Why are crypto transaction fees so volatile?

Blockchains price a scarce commodity: block space. When demand for transactions exceeds the capacity of blocks, users bid to have their transactions included, producing rapid swings in fees. Arvind Narayanan, Princeton University, explains that limited throughput and first-price bidding historically forced users into fee auctions that spike whenever attention or activity concentrates on the chain. That basic supply and demand mechanism makes fees sensitive to sudden surges in use.

Fee markets and blockspace scarcity

Protocol rules that define block size and block time create a fixed short-term supply. Miners or validators choose which transactions to include, and wallets or users set fees to compete for inclusion. Phil Daian, Cornell University, showed how decentralized finance activity and bots seeking Maximal Extractable Value create concentrated bursts of competition that dramatically raise fees while the mempool backlog clears. These technical dynamics interact with human behaviors such as fee estimation errors, coordinated launches of tokens or NFTs, and speculative trading, producing volatile fee patterns.

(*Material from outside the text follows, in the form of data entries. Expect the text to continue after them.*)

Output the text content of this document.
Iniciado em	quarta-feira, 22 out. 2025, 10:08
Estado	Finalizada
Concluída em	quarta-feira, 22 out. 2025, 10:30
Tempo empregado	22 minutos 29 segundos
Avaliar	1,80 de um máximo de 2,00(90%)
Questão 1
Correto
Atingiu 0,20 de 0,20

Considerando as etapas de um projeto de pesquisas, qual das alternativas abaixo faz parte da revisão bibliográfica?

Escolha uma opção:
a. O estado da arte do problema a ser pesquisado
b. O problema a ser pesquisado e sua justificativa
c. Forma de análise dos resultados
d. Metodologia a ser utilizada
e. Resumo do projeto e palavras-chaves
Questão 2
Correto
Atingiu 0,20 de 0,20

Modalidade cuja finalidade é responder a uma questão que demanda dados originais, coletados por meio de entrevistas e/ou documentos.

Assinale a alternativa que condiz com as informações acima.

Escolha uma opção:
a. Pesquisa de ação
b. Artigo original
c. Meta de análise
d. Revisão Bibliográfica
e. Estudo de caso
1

Protocol changes and demand shocks

Protocol-level changes can reduce volatility but also create transitional uncertainty. Vitalik Buterin, Ethereum Foundation, proposed and implemented EIP-1559 to replace raw first-price bidding with a base fee algorithm that adjusts block-by-block and burns that base fee. That design damped some unpredictability by giving wallets a clearer price signal, yet tips and sudden demand spikes continue to push costs up during periods of high activity. Off-chain phenomena such as new decentralized applications, token airdrops, or cross-border flows turn cultural events into on-chain congestion, as seen when popular NFT drops have temporarily overwhelmed networks and raised fees to levels that exclude casual users.

Consequences and broader context

Volatile fees matter because they affect accessibility and the economic viability of applications. High short-term fees can price out low-value transactions, pushing users toward centralized alternatives or layer-two scaling solutions that require trust trade-offs. Hyun Song Shin, Bank for International Settlements, has warned that extreme volatility in crypto markets can amplify frictions that spill over into broader financial systems when integration grows. In regions where remittances or informal value transfers rely on cryptocurrencies, sudden fee spikes can raise costs for vulnerable populations and alter patterns of use.

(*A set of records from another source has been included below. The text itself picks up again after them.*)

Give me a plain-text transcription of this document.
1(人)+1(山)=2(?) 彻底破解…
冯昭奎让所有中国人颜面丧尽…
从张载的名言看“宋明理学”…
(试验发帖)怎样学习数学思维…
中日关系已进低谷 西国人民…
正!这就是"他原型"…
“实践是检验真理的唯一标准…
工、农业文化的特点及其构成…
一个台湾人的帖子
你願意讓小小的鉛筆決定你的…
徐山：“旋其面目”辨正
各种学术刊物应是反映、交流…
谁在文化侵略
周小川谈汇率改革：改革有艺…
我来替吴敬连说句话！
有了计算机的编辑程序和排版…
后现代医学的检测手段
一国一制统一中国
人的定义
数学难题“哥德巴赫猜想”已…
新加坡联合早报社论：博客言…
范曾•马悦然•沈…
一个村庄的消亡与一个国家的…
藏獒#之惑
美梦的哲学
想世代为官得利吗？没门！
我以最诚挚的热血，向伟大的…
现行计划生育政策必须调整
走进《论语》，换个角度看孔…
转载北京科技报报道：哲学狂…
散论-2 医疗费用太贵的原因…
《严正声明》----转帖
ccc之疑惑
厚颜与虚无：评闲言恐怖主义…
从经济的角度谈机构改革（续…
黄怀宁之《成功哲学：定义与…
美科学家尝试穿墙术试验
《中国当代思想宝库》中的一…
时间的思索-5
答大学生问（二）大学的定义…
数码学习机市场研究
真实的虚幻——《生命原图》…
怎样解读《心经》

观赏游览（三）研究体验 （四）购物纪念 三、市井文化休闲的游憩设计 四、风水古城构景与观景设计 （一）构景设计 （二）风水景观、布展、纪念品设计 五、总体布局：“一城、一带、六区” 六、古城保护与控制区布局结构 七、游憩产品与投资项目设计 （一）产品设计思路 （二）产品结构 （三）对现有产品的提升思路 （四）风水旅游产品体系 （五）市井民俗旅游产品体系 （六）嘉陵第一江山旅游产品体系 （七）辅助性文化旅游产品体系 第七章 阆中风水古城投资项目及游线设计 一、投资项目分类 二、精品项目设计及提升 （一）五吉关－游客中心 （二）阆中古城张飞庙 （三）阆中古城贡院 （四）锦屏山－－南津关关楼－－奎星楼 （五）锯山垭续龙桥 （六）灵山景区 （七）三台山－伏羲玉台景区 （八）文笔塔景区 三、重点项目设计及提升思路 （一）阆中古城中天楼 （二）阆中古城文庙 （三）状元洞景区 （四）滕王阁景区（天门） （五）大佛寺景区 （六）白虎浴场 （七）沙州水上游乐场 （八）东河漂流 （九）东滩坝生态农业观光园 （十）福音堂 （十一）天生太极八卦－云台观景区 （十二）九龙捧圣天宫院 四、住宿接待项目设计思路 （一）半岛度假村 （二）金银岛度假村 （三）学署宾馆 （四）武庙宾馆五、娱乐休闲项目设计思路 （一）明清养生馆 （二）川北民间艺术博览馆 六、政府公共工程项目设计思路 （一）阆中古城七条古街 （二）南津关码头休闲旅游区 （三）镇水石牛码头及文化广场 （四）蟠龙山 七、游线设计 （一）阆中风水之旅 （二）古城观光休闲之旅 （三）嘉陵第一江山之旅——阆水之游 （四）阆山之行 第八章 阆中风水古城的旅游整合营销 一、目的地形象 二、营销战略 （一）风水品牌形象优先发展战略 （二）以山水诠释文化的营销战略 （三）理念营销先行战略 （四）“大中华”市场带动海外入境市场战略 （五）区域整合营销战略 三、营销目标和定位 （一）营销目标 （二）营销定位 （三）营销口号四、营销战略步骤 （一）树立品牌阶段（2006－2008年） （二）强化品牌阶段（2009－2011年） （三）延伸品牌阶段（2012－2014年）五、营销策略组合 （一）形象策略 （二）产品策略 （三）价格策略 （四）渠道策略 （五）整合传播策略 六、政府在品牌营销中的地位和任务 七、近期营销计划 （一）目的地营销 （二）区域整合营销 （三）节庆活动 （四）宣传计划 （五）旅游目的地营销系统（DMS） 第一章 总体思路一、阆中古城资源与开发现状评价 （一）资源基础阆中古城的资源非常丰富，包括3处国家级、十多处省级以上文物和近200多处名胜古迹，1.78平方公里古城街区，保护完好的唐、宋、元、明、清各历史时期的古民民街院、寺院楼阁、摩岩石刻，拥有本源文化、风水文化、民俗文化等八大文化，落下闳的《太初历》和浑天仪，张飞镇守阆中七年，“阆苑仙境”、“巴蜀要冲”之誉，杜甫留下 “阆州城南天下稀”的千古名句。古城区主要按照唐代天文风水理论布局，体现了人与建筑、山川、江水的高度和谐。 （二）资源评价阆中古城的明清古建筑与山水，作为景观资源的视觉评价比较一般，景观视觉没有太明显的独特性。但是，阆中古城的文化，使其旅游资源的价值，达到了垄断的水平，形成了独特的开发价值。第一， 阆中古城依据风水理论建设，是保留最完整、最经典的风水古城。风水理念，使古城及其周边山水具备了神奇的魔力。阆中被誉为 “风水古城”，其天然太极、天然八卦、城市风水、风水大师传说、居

Longer-term incentives also shift with fee dynamics. In proof-of-work chains, miners rely on fee revenue in addition to block subsidies, and halving events change the relative importance of fees. That economic feedback can influence miner behavior and the development of fee optimization strategies. Environmental considerations enter indirectly: persistent on-chain demand without scaling can incentivize continued use of resource-intensive settlement layers, while effective layer-two adoption can reduce on-chain pressure and lower overall energy tied to settlement per transaction.

Mitigations include protocol redesigns, better fee estimation in wallets, adoption of layer-two and sidechain technologies, and market mechanisms that smooth demand surges. Understanding fee volatility therefore requires combining technical knowledge of consensus rules with social and economic context, recognizing that cultural events, developer choices, and territorial usage patterns all shape the unpredictable price of getting included on-chain.